Her mother, Liu Yan, was arrested Sept. 30 in the southwestern Chinese city of Kunming and has been detained ever since. The arrest document for her mother, dated Oct. 1, says she was put under criminal detention for “using an evil religious organization to undermine” Chinese law.

It’s not the first time the elder Ms. Liu has been jailed for her beliefs. She was imprisoned for three years starting in 2014, her daughter said.

Sophie Richardson, the Washington-based China director at Human Rights Watch, said the Sheridan College student is brave for standing up to her own government in public, a protest that would not be allowed in China. “I’m in awe of this young women’s bravery. That is a very gutsy thing to do,” Ms. Richardson said.

Ms. Liu, 24, acknowledged this protest might make it hard for her to ever return to China under the Chinese Communist Party’s rule. But she said she has no choice. “I’m in Canada now so I am not afraid,” Ms. Liu said. “She is my mother. I have to do this.”

The Toronto consulate for the People’s Republic of China did not respond to a request for comment Wednesday on Ms. Liu’s detention. Its website includes a page condemning the Falun Gong movement.

Two decades ago, Ms. Liu’s mother, whose area of expertise is the English language, worked at Jilin University-Lambton College in the northeastern Chinese city of Changchun, a job that brought her into contact with a lot of Canadian academics. The institution is a partnership between Jilin University and foreign institutions including Memorial University of Newfoundland.

“Through her role, my mom worked hard building the partnership between Canada and China in education. Many of the Canadian lecturers who taught there became my mother’s close friends,” Ms. Liu said.
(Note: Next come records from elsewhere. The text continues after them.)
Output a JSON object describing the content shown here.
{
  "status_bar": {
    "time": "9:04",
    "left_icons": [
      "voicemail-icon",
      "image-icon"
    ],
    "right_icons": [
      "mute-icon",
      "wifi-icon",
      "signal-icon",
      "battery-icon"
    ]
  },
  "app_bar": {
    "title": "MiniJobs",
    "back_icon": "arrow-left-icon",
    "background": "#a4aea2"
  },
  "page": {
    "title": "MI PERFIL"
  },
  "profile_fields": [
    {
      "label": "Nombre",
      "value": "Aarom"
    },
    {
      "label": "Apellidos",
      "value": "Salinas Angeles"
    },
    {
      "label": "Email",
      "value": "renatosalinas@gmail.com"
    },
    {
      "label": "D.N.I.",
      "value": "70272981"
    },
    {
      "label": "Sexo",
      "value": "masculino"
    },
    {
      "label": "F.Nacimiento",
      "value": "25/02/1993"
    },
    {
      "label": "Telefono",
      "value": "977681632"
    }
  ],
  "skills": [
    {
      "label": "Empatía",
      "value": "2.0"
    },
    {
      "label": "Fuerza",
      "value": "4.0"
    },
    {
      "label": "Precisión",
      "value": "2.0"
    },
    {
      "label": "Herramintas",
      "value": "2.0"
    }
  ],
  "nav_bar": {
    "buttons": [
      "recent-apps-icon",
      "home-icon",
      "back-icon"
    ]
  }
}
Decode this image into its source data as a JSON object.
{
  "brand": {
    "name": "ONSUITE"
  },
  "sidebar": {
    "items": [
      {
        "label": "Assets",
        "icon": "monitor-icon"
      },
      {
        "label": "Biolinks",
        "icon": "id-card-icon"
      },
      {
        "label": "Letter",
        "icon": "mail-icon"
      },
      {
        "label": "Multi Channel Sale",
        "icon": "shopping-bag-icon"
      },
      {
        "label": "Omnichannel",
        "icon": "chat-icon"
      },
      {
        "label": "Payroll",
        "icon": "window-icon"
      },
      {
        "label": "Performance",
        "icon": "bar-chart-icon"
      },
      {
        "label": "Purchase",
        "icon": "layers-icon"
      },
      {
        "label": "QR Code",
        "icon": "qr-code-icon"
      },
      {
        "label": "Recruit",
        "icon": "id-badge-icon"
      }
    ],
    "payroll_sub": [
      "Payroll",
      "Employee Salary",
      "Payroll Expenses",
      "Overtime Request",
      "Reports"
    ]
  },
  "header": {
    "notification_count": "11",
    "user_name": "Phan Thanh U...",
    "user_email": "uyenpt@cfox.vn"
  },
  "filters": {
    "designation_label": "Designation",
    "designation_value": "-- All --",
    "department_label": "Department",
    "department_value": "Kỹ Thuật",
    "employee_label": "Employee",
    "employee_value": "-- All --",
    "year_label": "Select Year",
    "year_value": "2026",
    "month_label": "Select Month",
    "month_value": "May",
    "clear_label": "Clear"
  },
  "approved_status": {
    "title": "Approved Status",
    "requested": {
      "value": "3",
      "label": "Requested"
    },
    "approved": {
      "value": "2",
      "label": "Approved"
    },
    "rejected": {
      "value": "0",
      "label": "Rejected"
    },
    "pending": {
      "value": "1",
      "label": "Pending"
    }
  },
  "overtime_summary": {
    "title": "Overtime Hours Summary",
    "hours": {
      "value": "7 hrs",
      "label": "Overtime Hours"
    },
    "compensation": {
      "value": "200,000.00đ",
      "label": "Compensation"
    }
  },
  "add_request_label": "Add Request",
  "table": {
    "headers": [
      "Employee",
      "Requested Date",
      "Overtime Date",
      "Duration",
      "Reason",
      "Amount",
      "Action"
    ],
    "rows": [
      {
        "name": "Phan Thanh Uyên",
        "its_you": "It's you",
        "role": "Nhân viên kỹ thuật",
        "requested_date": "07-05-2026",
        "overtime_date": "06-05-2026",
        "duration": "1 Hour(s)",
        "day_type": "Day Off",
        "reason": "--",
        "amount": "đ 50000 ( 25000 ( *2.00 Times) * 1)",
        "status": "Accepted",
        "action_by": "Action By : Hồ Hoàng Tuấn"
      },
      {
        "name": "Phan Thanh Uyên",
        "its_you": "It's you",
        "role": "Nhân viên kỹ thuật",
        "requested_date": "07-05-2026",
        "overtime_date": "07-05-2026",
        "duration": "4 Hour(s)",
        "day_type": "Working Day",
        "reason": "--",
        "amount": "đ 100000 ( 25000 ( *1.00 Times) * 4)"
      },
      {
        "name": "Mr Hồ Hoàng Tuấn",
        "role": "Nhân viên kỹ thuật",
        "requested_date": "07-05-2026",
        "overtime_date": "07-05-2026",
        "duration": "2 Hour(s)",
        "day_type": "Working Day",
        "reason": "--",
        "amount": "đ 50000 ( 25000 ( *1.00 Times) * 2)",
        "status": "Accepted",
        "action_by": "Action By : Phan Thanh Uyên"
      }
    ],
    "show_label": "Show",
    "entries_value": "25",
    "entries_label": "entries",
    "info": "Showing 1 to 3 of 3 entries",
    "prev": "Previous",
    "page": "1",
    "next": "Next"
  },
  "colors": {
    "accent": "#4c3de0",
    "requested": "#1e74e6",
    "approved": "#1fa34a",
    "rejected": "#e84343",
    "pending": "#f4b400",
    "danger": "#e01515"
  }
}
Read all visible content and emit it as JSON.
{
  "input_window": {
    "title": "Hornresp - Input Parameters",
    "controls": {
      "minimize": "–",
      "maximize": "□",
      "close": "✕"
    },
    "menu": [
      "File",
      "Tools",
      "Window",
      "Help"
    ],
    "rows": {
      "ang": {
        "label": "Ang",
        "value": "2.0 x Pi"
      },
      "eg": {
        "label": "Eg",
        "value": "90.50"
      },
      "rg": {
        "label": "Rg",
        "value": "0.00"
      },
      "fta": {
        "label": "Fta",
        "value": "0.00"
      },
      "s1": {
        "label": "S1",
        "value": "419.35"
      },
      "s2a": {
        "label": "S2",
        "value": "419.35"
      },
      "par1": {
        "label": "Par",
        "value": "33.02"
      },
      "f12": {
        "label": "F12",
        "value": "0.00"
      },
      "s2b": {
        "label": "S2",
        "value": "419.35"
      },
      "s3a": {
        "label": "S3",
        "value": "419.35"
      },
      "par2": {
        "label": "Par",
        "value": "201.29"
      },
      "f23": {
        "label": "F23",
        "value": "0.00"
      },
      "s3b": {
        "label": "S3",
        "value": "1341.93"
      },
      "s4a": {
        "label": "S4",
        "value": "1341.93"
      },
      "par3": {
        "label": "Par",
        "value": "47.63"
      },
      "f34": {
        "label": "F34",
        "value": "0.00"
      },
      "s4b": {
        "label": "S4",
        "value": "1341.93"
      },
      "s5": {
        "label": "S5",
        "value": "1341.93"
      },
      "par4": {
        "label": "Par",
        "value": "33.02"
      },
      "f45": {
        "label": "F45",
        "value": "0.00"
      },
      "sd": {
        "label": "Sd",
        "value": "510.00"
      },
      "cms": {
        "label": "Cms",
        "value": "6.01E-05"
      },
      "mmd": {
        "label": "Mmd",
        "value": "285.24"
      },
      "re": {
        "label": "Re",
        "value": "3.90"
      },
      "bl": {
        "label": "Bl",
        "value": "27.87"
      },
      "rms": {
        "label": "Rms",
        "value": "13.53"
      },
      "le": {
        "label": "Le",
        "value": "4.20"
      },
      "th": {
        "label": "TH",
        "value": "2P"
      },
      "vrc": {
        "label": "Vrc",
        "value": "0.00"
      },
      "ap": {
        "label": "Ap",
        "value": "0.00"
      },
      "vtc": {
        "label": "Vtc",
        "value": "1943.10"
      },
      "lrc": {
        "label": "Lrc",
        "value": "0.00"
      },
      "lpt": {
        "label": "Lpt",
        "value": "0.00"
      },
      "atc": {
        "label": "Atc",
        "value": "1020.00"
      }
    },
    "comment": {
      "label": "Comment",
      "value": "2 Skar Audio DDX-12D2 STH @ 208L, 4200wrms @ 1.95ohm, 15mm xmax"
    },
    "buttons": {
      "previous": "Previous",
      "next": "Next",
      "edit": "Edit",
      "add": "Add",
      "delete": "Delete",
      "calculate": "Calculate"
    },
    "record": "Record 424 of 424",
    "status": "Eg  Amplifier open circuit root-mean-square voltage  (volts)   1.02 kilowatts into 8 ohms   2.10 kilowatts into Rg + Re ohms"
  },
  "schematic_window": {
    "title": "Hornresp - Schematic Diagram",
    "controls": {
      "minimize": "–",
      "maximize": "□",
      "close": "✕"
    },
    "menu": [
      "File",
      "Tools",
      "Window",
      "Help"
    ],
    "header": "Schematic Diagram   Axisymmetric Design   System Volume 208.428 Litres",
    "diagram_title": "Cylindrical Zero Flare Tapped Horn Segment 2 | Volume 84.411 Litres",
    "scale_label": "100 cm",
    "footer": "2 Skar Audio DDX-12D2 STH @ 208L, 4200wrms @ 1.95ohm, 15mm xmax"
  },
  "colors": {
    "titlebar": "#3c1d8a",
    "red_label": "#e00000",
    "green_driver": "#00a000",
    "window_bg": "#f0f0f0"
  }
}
She said her mother could face a possible prison term of three to four years.

Ms. Richardson said Falun Gong practitioners in China have faced decades of persecution, a reflection of the Chinese Communist Party’s aversion to any belief or faith-based system “that does not place loyalty to the party at its core.”

Falun Gong emerged in China in the early 1990s as an exercise discipline focusing on meditation. It was soon seen as a threat, prompting a crackdown by the Chinese government. In 1999, authorities harshly suppressed the popular movement after 10,000 practitioners gathered in protest outside Beijing’s elite leadership compound.

Freedom House, an American advocacy group for civil liberties, said in a 2017 report that China’s framing of Falun Gong as an “evil cult” runs “counter to internal [Communist] Party documents and the lack of harmful outcomes in other countries where … international scholars have repeatedly concluded that Falun Gong does not have the attributes of a cult.”

Falun Gong adherents are not safe in North America from Chinese government intimidation. In an August, 2021, bulletin, first reported by video surveillance research firm IPVM, the U.S. Federal Bureau of Investigation warned Uyghurs, Tibetans and Falun Gong followers living in the United States that Beijing is using “transnational repression techniques” including physical and electronic harassment designed to “silence dissent, issue instructions, collect information, and compel compliance.”

Threatened consequences for non-compliance routinely include detainment of a target’s family or friends in China, seizure of China-based assets, the bulletin said.

Canadian adherents of Falun Gong have also been jailed by China. In June, 2020, a Chinese court sentenced a woman who held a Canadian passport to eight years in prison for belonging to the Falun Gong movement. Sun Qian also renounced her Canadian citizenship in the process – a move her supporters say she made under duress and torture. Back in 2020, Li Xun, president of the Falun Dafa Association of Canada, said the Canadian was “illegally detained and physically and mentally tortured with reports of her being shackled, handcuffed to a steel chair, pepper-sprayed in the face and under sustained brainwashing and psychological manipulation.”